One conversation on a doorstep. A few words from Monica while he shivered there. That had been the beginning of the end.
The end that had brought him here.
But why had he dreamed that? There’d been worse in all that had happened. He’d
dreamed
worse while he’d been here. And why had it ended where it had? He’d opened the door and –
He can’t remember. He remembers frantically trying to find Gudmund, of course, but exactly what happened after he went inside –
It feels important, a little. Something there. Something just out of reach.
“Bad one?” Regine asks, standing over him.
“Did I cry out?” he asks, sitting up. He’s still, amazingly, wearing his running gear. It’s starting to smell sour.
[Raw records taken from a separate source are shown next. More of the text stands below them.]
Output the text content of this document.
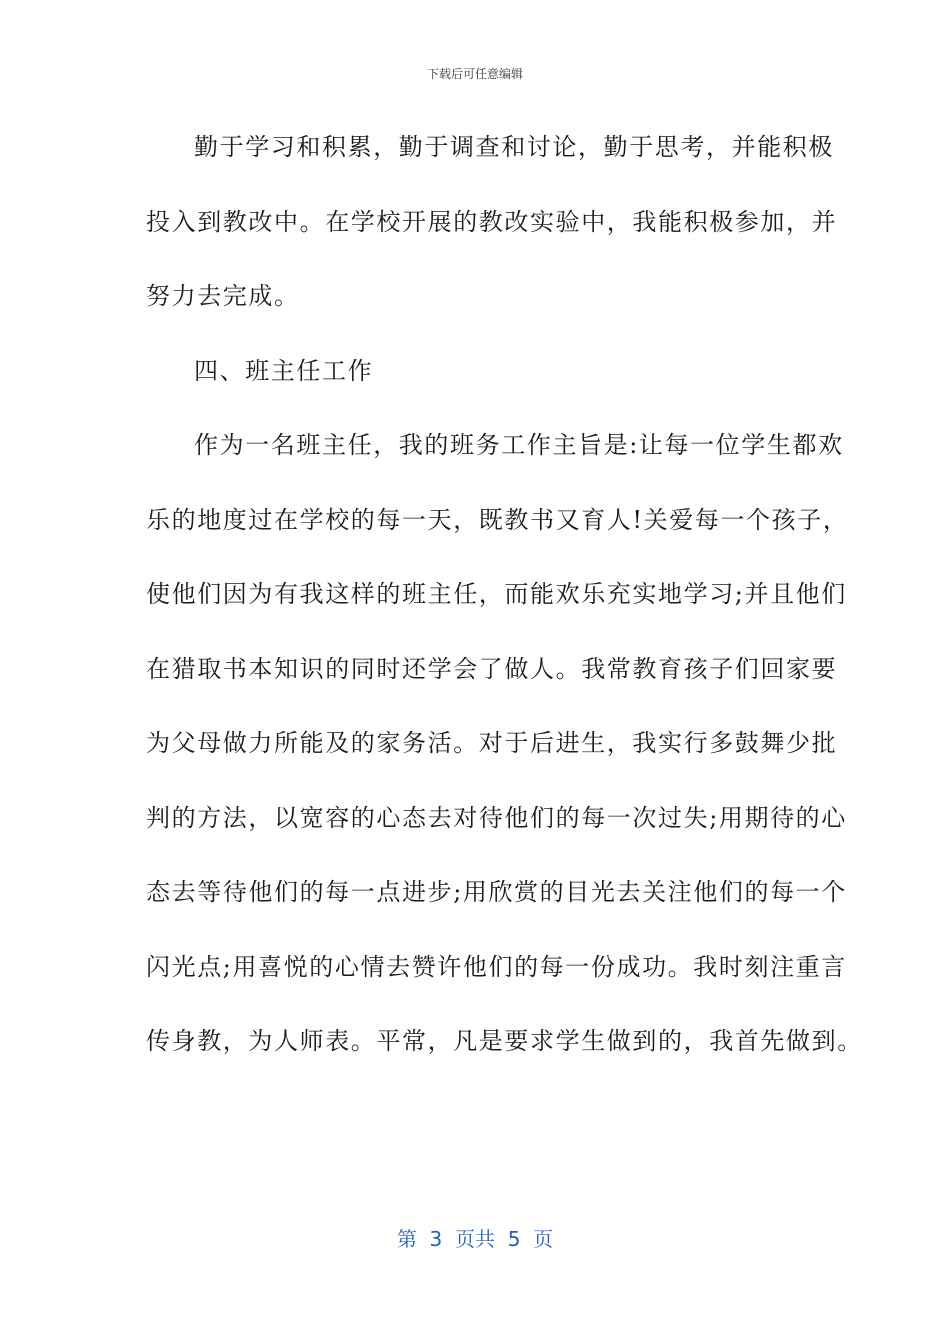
下载后可任意编辑
勤于学习和积累，勤于调查和讨论，勤于思考，并能积极
投入到教改中。在学校开展的教改实验中，我能积极参加，并
努力去完成。
四、班主任工作
作为一名班主任，我的班务工作主旨是:让每一位学生都欢
乐的地度过在学校的每一天，既教书又育人!关爱每一个孩子，
使他们因为有我这样的班主任，而能欢乐充实地学习;并且他们
在猎取书本知识的同时还学会了做人。我常教育孩子们回家要
为父母做力所能及的家务活。对于后进生，我实行多鼓舞少批
判的方法，以宽容的心态去对待他们的每一次过失;用期待的心
态去等待他们的每一点进步;用欣赏的目光去关注他们的每一个
闪光点;用喜悦的心情去赞许他们的每一份成功。我时刻注重言
传身教，为人师表。平常，凡是要求学生做到的，我首先做到。
第  3  页共  5  页
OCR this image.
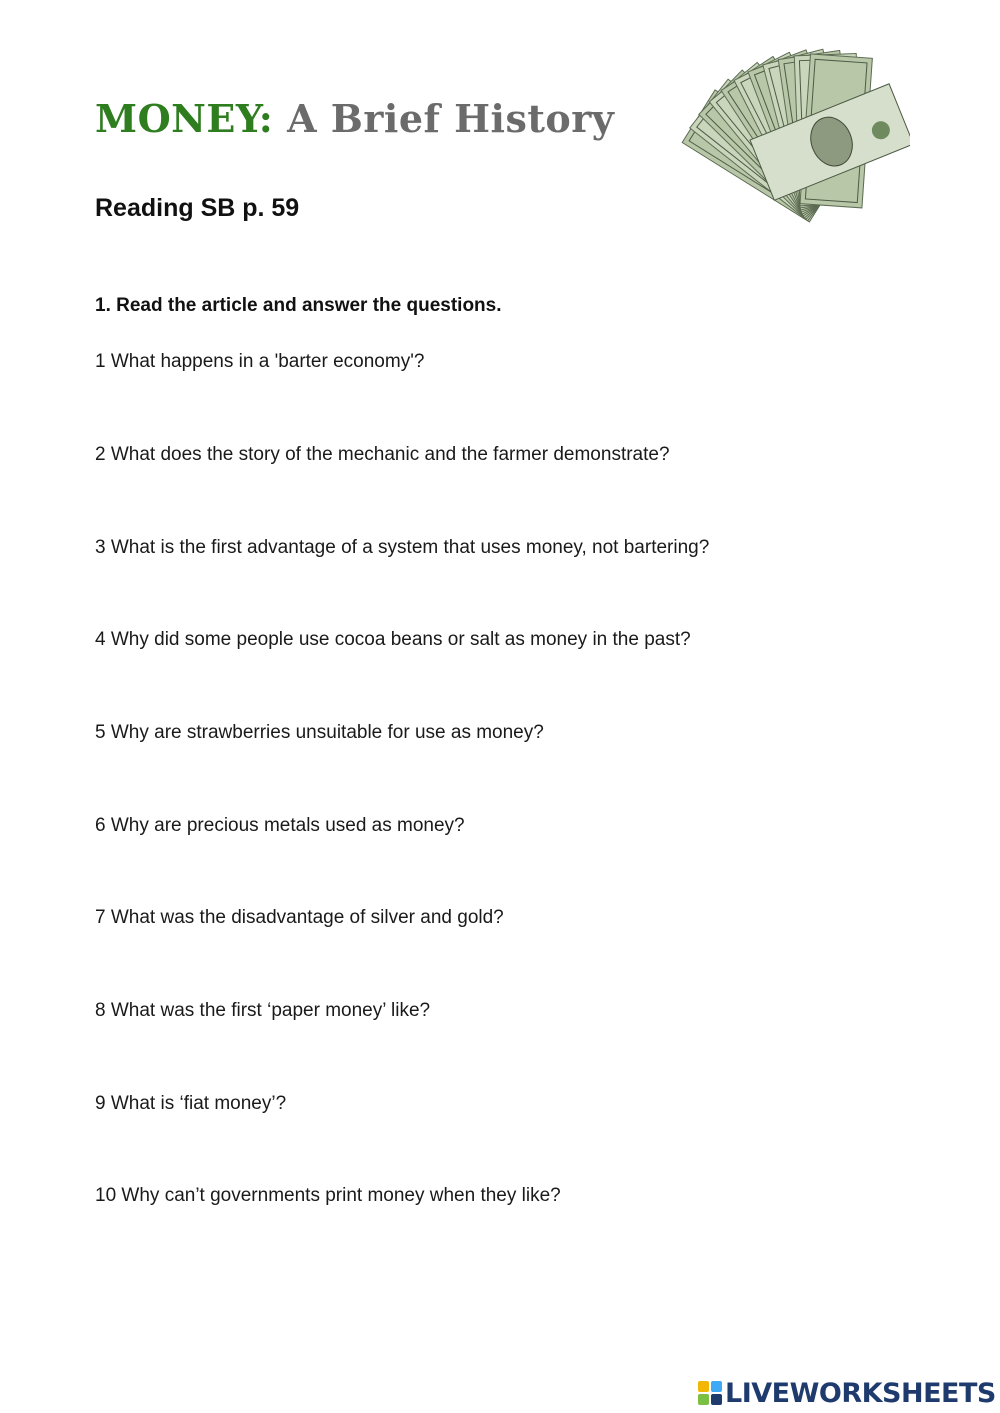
MONEY: A Brief History
Reading SB p. 59

1. Read the article and answer the questions.

1 What happens in a 'barter economy'?

2 What does the story of the mechanic and the farmer demonstrate?

3 What is the first advantage of a system that uses money, not bartering?

4 Why did some people use cocoa beans or salt as money in the past?

5 Why are strawberries unsuitable for use as money?

6 Why are precious metals used as money?

7 What was the disadvantage of silver and gold?

8 What was the first ‘paper money’ like?

9 What is ‘fiat money’?

10 Why can’t governments print money when they like?

LIVEWORKSHEETS
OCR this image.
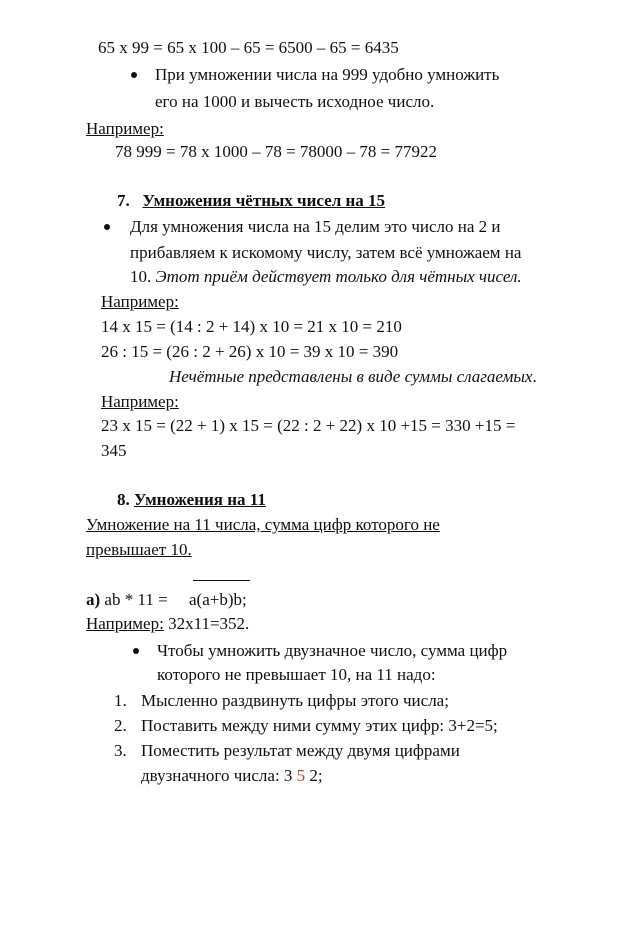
65 x 99 = 65 x 100 – 65 = 6500 – 65 = 6435
При умножении числа на 999 удобно умножить
его на 1000 и вычесть исходное число.
Например:
78 999 = 78 x 1000 – 78 = 78000 – 78 = 77922
7. Умножения чётных чисел на 15
Для умножения числа на 15 делим это число на 2 и
прибавляем к искомому числу, затем всё умножаем на
10. Этот приём действует только для чётных чисел.
Например:
14 x 15 = (14 : 2 + 14) x 10 = 21 x 10 = 210
26 : 15 = (26 : 2 + 26) x 10 = 39 x 10 = 390
Нечётные представлены в виде суммы слагаемых.
Например:
23 x 15 = (22 + 1) x 15 = (22 : 2 + 22) x 10 +15 = 330 +15 =
345
8. Умножения на 11
Умножение на 11 числа, сумма цифр которого не
превышает 10.
а) ab * 11 = a(a+b)b;
Например: 32x11=352.
Чтобы умножить двузначное число, сумма цифр
которого не превышает 10, на 11 надо:
1. Мысленно раздвинуть цифры этого числа;
2. Поставить между ними сумму этих цифр: 3+2=5;
3. Поместить результат между двумя цифрами
двузначного числа: 3 5 2;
“No, but they’re usually bad, aren’t they?”
“Not always.”
“Yeah,” she says, sitting down next to him and handing him a bottle of water, “but if they’re good, they’re good in a way that feels really, really bad anyway.”
“Where’s Tomasz?” he asks, taking a drink.
“Finding a private place to go to the toilet. You wouldn’t believe how much of an old lady he is about that. Won’t even say the word out loud. Just disappears, does his business, and never mentions it again. I swear he cried when he saw all the toilet paper they’ve got here.”
The rain’s stopped outside, and night is beginning to fall over the pedestrianized part of the street down from the supermarket. Still no sound of the engine, no sign of smoke in the air. The world is quiet again, save for the two of them breathing here.
“I was thinking about what you said,” Regine says. “About why we’d put ourselves in an online world that was so messed up.” She nods toward the glass. “Maybe compared to how the real world was going, it
was
paradise. Maybe all we wanted was a chance to live real lives again, without everything falling apart all the time.”
“So you really believe all that?” Seth asks. “That this is the real world, and everything else was a dream we were having with other people?”
She takes in a long breath. “I miss my mother,” she says, looking out into the dusk. “My mother when I was young, not who she turned into, not who she became after she married
him,
but from before. We used to have fun, just the two of us. We used to laugh and sing really badly.” She raises an eyebrow at him. “You know how all black women are supposed to have amazing voices? Like the world won’t let us run things or get any real power or be president or anything, but that’s okay because we can all sing like a choir of angels?”